In most test cases, the transactions work just fine.
Hi @flauschie, thank you for the update. We merged a fix in (#432), could you please try out our snapshot build and let us know if the issue persists? Thank you.
Hi @karenc-bq
Yes, it seems that this latest fix (aws-mysql-jdbc-1.1.9-20230710.234101-4.jar) is working - at least during a 1h test campaign. Thx!

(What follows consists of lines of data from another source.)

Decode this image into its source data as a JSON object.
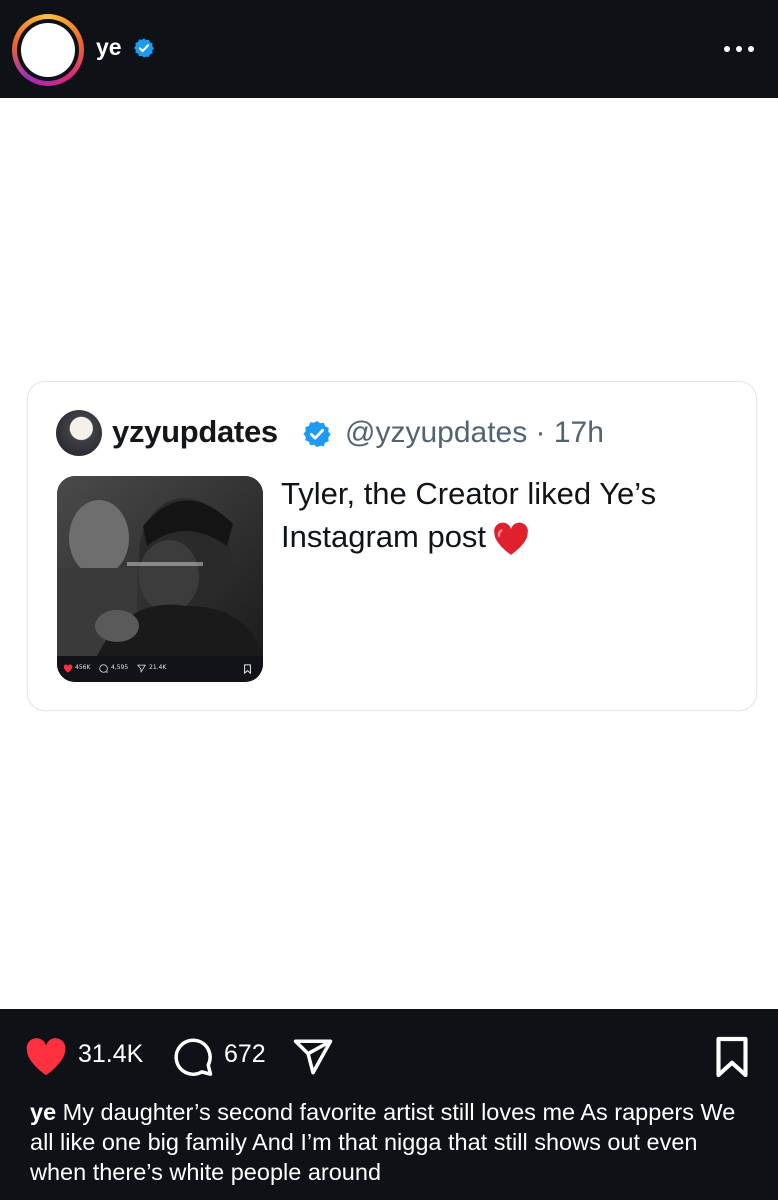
{
  "header": {
    "username": "ye",
    "verified_icon": "verified-badge-icon",
    "more_icon": "more-horizontal-icon"
  },
  "quoted_post": {
    "display_name": "yzyupdates",
    "handle_time": "@yzyupdates · 17h",
    "text": "Tyler, the Creator liked Ye’s Instagram post",
    "emoji": "red-heart-icon",
    "thumbnail": {
      "likes": "456K",
      "comments": "4,595",
      "shares": "21.4K"
    }
  },
  "actions": {
    "likes": "31.4K",
    "comments": "672"
  },
  "caption": {
    "username": "ye",
    "text": "My daughter’s second favorite artist still loves me  As rappers  We all like one big family  And I’m that nigga that still shows out even when there’s white people around"
  },
  "colors": {
    "header_bg": "#0e1116",
    "verified_blue": "#1d9bf0",
    "like_red": "#ff3040",
    "handle_gray": "#536471"
  }
}
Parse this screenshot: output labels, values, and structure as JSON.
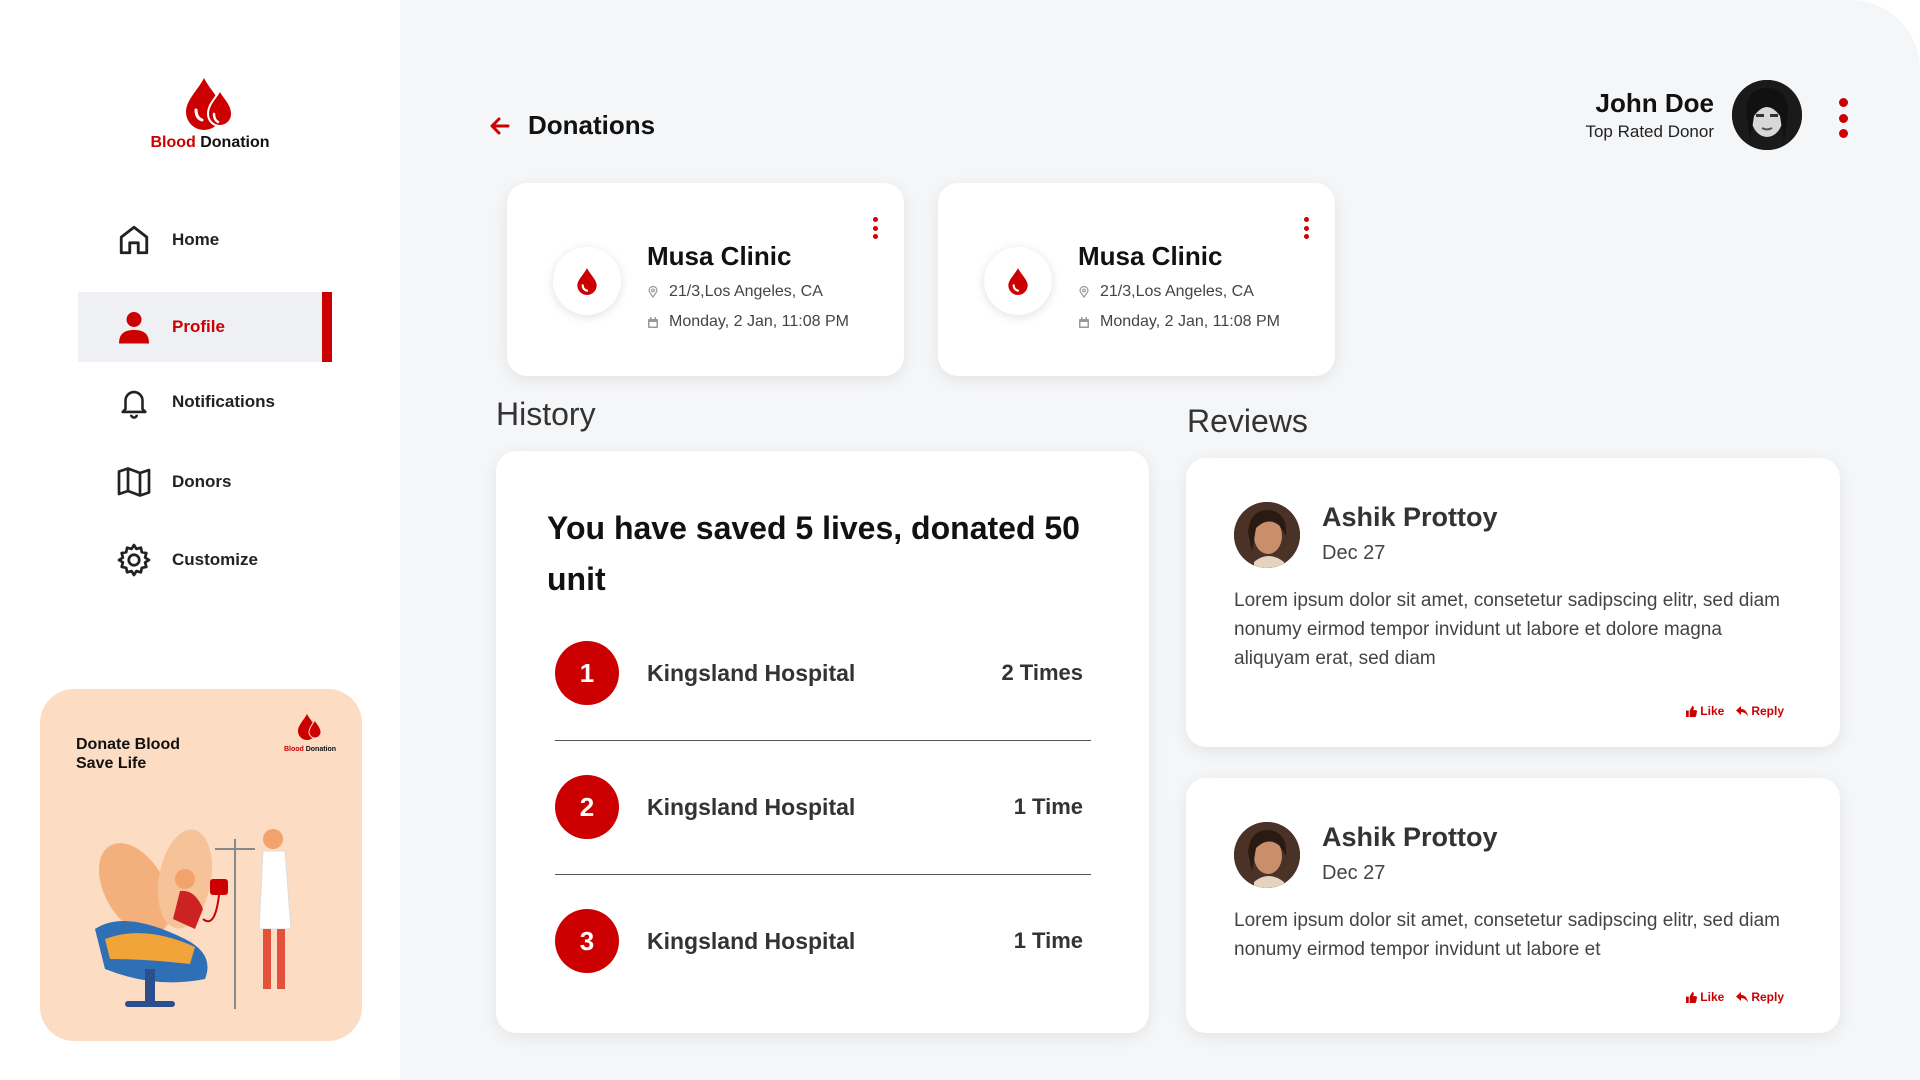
{
  "brand": {
    "part1": "Blood",
    "part2": " Donation"
  },
  "nav": [
    {
      "label": "Home",
      "icon": "home-icon"
    },
    {
      "label": "Profile",
      "icon": "user-icon",
      "active": true
    },
    {
      "label": "Notifications",
      "icon": "bell-icon"
    },
    {
      "label": "Donors",
      "icon": "map-icon"
    },
    {
      "label": "Customize",
      "icon": "gear-icon"
    }
  ],
  "promo": {
    "line1": "Donate Blood",
    "line2": "Save Life"
  },
  "header": {
    "title": "Donations"
  },
  "user": {
    "name": "John Doe",
    "role": "Top Rated Donor"
  },
  "donation_cards": [
    {
      "clinic": "Musa Clinic",
      "address": "21/3,Los Angeles, CA",
      "datetime": "Monday, 2 Jan, 11:08 PM"
    },
    {
      "clinic": "Musa Clinic",
      "address": "21/3,Los Angeles, CA",
      "datetime": "Monday, 2 Jan, 11:08 PM"
    }
  ],
  "history": {
    "title": "History",
    "headline": "You have saved 5 lives, donated 50 unit",
    "rows": [
      {
        "rank": "1",
        "hospital": "Kingsland Hospital",
        "count": "2 Times"
      },
      {
        "rank": "2",
        "hospital": "Kingsland Hospital",
        "count": "1 Time"
      },
      {
        "rank": "3",
        "hospital": "Kingsland Hospital",
        "count": "1 Time"
      }
    ]
  },
  "reviews": {
    "title": "Reviews",
    "items": [
      {
        "name": "Ashik Prottoy",
        "date": "Dec 27",
        "text": "Lorem ipsum dolor sit amet, consetetur sadipscing elitr, sed diam nonumy eirmod tempor invidunt ut labore et dolore magna aliquyam erat, sed diam",
        "like": "Like",
        "reply": "Reply"
      },
      {
        "name": "Ashik Prottoy",
        "date": "Dec 27",
        "text": "Lorem ipsum dolor sit amet, consetetur sadipscing elitr, sed diam nonumy eirmod tempor invidunt ut labore et",
        "like": "Like",
        "reply": "Reply"
      }
    ]
  },
  "colors": {
    "accent": "#cc0000",
    "background": "#f5f6f8",
    "promo": "#fddcc4"
  }
}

BTW, I don't know whether this is related - a while back, we also had XA issues with the RDS Proxy (with no fix from the AWS support at the time) - preventing us from going ahead with it. Is this change also going to be incorporated into the RDS Proxy? The symptoms were somewhat different, though.
BTW, I don't know whether this is related - a while back, we also had XA issues with the RDS Proxy (with no fix from the AWS support at the time) - preventing us from going ahead with it. Is this change also going to be incorporated into the RDS Proxy? The symptoms were somewhat different, though.
RDS Proxy does not use this driver. I doubt the problem is the same problem, thanks!
Hi @flauschie,
Version 1.1.9 of the AWS JDBC Driver for MySQL has been released with the fix for this issue. We'll be closing this issue now. If you have any questions or concerns please don't hesitate to create a new issue.